Legal Institutions, Credit Markets, and Economic Activity
This paper provides novel evidence on the causal connections between legal institutions, credit markets, and real economic activity. Our analysis exploits an unexplored within-country setting—Native American reservations—together with quasi-experimental variation in legal contract enforcement wherein the US Congress externally assigned state courts to adjudicate contracts on a subset of reservations. According to area-specific data on small business credit, reservations assigned to state courts, which enforce contracts more predictably than tribal courts, have stronger credit markets. Moreover, the law-driven component of credit market development is associated with significantly higher levels of per capita income, with stronger effects in sectors that depend more on external financing.
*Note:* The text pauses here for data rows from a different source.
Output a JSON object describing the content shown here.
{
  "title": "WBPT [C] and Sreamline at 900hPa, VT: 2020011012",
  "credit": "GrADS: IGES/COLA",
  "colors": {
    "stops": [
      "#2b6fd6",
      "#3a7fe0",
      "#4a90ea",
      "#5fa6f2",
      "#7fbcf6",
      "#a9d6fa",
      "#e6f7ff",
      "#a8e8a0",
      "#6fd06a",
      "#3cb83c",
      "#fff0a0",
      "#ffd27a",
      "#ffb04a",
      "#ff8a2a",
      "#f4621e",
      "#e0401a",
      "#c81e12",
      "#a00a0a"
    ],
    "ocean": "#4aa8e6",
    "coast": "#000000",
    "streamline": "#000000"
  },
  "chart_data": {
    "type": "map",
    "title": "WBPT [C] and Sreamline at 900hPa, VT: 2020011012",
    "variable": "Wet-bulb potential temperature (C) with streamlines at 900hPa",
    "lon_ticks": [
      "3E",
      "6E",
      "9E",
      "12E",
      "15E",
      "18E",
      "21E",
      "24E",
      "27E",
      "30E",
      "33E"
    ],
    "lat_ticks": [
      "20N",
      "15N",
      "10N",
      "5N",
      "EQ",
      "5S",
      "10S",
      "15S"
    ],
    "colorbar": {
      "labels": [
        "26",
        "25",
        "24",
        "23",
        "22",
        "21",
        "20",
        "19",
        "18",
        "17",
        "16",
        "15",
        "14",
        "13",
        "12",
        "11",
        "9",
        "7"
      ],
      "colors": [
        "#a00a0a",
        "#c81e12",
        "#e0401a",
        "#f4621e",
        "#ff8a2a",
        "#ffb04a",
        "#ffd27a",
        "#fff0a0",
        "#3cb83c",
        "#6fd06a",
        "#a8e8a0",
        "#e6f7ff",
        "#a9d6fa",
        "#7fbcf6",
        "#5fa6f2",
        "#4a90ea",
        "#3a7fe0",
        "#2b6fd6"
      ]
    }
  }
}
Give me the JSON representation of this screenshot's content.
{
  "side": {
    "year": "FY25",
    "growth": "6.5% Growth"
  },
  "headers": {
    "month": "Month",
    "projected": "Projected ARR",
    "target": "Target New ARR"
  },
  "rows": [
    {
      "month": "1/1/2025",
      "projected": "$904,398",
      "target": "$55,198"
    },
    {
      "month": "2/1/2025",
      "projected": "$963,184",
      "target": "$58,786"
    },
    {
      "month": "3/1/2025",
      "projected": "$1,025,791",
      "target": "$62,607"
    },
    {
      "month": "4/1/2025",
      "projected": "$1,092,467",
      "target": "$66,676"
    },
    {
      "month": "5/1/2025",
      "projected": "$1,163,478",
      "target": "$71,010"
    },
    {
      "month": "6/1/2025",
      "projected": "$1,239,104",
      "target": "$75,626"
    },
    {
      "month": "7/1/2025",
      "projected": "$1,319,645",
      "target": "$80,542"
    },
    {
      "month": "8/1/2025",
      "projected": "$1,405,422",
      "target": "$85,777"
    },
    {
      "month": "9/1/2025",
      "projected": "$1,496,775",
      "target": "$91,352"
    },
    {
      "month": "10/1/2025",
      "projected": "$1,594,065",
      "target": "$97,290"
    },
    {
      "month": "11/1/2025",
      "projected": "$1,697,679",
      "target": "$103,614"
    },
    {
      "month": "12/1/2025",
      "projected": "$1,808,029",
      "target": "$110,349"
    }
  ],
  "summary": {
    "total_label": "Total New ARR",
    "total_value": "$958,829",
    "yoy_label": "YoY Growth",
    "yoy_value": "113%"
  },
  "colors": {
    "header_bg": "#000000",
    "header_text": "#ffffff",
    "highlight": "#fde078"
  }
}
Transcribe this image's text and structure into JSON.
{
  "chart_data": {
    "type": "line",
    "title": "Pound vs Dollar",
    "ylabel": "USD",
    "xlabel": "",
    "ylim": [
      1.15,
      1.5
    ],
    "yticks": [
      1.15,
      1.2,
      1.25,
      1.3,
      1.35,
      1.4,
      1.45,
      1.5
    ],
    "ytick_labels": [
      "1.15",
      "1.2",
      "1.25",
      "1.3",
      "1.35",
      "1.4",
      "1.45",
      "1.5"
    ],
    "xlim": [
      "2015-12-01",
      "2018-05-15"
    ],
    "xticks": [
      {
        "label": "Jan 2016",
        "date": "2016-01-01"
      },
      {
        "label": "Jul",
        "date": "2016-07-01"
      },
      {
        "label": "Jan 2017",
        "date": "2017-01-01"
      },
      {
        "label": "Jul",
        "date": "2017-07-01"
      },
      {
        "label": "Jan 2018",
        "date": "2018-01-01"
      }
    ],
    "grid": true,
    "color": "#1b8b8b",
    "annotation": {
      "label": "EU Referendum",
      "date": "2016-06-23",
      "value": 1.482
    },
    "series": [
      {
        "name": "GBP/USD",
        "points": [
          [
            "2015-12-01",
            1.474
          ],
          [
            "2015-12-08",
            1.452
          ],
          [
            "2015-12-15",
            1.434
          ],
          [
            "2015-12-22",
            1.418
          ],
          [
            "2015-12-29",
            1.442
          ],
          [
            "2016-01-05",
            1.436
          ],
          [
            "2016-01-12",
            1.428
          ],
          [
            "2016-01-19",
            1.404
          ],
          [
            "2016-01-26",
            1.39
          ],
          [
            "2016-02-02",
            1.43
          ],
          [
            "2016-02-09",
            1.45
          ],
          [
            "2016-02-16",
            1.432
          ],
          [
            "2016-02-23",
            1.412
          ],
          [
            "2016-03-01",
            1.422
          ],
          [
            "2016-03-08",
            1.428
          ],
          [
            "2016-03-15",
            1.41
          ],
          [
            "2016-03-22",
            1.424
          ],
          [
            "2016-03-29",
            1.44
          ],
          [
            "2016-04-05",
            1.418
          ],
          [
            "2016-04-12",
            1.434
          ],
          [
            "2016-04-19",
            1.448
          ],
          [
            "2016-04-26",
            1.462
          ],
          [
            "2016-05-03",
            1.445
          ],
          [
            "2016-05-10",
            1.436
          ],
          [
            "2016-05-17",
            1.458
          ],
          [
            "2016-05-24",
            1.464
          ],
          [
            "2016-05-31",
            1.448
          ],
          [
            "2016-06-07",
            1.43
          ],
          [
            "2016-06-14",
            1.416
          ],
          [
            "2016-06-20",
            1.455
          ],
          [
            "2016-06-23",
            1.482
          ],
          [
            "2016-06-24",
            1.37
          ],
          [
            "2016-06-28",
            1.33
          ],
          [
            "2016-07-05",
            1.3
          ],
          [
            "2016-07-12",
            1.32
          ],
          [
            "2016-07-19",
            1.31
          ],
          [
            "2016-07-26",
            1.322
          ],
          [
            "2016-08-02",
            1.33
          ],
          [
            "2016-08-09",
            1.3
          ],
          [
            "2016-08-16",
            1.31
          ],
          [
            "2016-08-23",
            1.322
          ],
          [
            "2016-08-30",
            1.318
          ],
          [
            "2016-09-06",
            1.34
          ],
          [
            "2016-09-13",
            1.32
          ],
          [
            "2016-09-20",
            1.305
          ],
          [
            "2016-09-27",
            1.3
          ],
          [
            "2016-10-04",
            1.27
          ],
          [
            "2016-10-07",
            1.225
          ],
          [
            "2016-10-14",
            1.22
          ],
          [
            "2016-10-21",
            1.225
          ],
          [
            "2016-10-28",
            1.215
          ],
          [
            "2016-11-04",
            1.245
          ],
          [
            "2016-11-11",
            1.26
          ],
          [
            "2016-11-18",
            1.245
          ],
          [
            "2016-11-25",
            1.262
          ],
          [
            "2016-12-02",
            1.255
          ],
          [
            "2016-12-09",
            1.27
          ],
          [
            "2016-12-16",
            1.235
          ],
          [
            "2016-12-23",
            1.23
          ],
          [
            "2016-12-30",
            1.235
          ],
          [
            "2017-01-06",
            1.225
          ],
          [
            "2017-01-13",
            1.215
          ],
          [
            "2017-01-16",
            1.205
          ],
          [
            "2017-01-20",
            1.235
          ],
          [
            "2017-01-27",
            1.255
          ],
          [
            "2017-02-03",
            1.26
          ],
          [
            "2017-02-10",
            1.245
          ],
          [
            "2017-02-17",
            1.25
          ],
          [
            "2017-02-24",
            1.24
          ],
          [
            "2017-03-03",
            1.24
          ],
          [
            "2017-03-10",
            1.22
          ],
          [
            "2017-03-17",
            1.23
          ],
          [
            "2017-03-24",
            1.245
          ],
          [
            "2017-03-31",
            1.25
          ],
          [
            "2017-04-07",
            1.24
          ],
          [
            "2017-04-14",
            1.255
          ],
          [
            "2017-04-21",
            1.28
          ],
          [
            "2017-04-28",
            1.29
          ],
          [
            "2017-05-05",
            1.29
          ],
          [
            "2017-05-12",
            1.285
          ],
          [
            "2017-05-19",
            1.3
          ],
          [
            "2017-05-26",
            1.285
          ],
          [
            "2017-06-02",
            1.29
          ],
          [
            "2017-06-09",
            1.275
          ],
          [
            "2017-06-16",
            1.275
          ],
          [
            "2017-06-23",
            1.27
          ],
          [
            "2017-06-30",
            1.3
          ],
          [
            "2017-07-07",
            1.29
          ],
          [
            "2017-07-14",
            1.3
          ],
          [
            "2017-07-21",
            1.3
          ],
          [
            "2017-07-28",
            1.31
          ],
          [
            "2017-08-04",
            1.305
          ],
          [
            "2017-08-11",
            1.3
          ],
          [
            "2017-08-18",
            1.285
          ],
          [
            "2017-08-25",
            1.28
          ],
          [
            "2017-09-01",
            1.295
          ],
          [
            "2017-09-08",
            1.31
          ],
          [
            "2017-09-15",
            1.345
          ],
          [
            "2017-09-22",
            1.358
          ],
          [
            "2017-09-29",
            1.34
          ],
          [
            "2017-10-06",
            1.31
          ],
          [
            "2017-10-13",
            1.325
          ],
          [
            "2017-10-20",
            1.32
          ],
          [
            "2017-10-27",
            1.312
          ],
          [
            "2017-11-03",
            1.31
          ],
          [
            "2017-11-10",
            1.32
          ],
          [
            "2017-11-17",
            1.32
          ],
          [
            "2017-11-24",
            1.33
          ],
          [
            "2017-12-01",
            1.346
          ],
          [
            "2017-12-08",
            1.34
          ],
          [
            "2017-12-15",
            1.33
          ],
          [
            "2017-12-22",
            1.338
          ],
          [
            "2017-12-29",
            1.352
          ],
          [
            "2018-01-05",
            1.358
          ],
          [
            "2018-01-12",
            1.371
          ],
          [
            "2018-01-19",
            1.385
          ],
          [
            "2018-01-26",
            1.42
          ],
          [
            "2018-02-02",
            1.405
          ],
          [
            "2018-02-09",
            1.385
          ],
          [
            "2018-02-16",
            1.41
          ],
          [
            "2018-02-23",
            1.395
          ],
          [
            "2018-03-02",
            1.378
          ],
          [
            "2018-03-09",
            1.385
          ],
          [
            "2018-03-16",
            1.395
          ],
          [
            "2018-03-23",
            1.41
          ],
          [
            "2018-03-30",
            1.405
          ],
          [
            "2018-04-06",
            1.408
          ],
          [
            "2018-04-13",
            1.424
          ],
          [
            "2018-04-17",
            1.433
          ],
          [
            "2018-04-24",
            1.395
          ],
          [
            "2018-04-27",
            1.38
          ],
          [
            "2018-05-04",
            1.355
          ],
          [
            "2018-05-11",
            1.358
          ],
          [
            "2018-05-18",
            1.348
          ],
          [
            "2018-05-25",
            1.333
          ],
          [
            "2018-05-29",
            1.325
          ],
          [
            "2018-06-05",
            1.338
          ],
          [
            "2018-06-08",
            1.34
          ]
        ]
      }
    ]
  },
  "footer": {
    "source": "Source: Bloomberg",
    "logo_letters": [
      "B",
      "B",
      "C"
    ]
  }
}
By using exogenous variation in legal institutions across relatively similar sovereign entities, our study offers compelling evidence that stronger contract enforcement and better-developed credit markets lead to significant improvements in broad economic outcomes.
Keywords: courts, law and finance, economic growth, external financing, contract enforcement.
JEL codes: O43, N22, K12, G21, G31.
Suggested citation: Brown, James, R., J. Anthony Cookson, and Rawley Z. Heimer, 2014. “Legal Institutions, Credit Markets, and Economic Activity,” Federal Reserve Bank of Cleveland, Working Paper no 14-34.